I am looking at the following proof that $x^3-x-1$ splits in an extension field of $F_{3}[x]$.
Let us consider the field $$K = F_3[x]/\langle x^3-x-1\rangle$$ If $\theta$ is the image of $x$ in $K$, then $\theta$ is a root of $x^3-x-1$. respectively, as are $(\theta + a)$ for all a ∈ $F_3$, hence, K1 contains each root of $x^3 − x − 1$.
What I do not understand is what $\theta$ represents and why $(\theta+a)$ is also a zero.
On
Let $I=\langle x^3-x-1\rangle$; then you can consider $K=F_3[x]$, which is a field due to irreducibility of $x^3-x-1$. Consider the canonical map $\pi\colon F_3[x]\to K$, and set $\theta=\pi(x)=x+I$.
Then $\theta^3-\theta-(1+I)=(x+I)^3-(x+I)-(1+I)=(x^3-x-1)+I=0+I$.
Now forget that $K$ is actually a quotient ring and identify $a+I$ with $a$ (for $a\in F_3$), which is possible because the restriction of $\pi$ to $F_3$ is injective.
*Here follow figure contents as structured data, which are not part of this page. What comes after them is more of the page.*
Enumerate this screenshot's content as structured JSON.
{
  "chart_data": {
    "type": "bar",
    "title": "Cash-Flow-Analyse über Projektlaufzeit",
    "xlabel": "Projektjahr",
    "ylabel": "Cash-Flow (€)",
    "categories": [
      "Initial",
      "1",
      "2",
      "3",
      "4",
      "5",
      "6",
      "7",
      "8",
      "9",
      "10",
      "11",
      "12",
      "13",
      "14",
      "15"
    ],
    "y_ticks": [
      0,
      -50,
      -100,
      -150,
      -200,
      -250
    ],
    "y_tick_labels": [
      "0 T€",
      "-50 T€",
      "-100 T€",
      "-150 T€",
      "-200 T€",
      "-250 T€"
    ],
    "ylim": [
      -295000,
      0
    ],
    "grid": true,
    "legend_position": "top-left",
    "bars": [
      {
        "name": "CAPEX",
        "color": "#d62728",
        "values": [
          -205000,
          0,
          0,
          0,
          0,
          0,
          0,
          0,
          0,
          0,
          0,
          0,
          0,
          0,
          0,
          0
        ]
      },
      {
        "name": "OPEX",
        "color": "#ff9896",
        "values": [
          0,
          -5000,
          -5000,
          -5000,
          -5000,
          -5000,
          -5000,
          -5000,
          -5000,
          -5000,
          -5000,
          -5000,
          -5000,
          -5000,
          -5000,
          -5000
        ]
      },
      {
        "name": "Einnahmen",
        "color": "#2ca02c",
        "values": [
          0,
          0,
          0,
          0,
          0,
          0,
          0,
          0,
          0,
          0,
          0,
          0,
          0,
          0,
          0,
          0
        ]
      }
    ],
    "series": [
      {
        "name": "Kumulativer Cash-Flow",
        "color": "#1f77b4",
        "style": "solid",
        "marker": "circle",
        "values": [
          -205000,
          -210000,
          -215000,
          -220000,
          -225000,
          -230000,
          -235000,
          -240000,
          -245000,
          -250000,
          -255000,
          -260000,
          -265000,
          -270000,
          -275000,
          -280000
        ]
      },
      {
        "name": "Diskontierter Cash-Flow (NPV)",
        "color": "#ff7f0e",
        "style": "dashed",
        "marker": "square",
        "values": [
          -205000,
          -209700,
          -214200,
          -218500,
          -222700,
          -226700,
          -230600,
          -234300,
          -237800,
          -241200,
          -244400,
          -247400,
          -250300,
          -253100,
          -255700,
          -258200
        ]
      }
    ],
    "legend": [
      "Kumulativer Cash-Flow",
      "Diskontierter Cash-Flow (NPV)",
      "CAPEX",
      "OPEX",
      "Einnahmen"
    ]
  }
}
Then we have, in $K$, $\theta^3-\theta-1=0$.
Therefore $K$ is an extension field of $F_3$ and $\theta$ is a root of $x^3-x-1\in K[x]$.
What happens to $\theta+a$? Well $$ (\theta+a)^3=\theta^3+a^3 $$ due to the field having characteristic $3$; also $a^3=a$ for $a\in F_3$. Hence $$ (\theta+a)^3-(\theta+a)-1=\theta^3+a^3-\theta-a-1=\theta^3-\theta-1=0 $$ Hence $\theta$, $\theta+1$ and $\theta+2$ are distinct roots of $x^3-x-1$ in $K$ and so $$ x^3-x-1=(x-\theta)(x-\theta-1)(x-\theta-2) $$ in $K[x]$.
This results from the particular form of the polynomials, and the Frobenius morphism: $$(x+1)^3-(x+1)-1=x^3+1^3-x-1-1=x^3-x-1,$$ so if it is $0$ for $x=a$, it is also $0$ for $x=a+1$, and similarly for the other polynomial.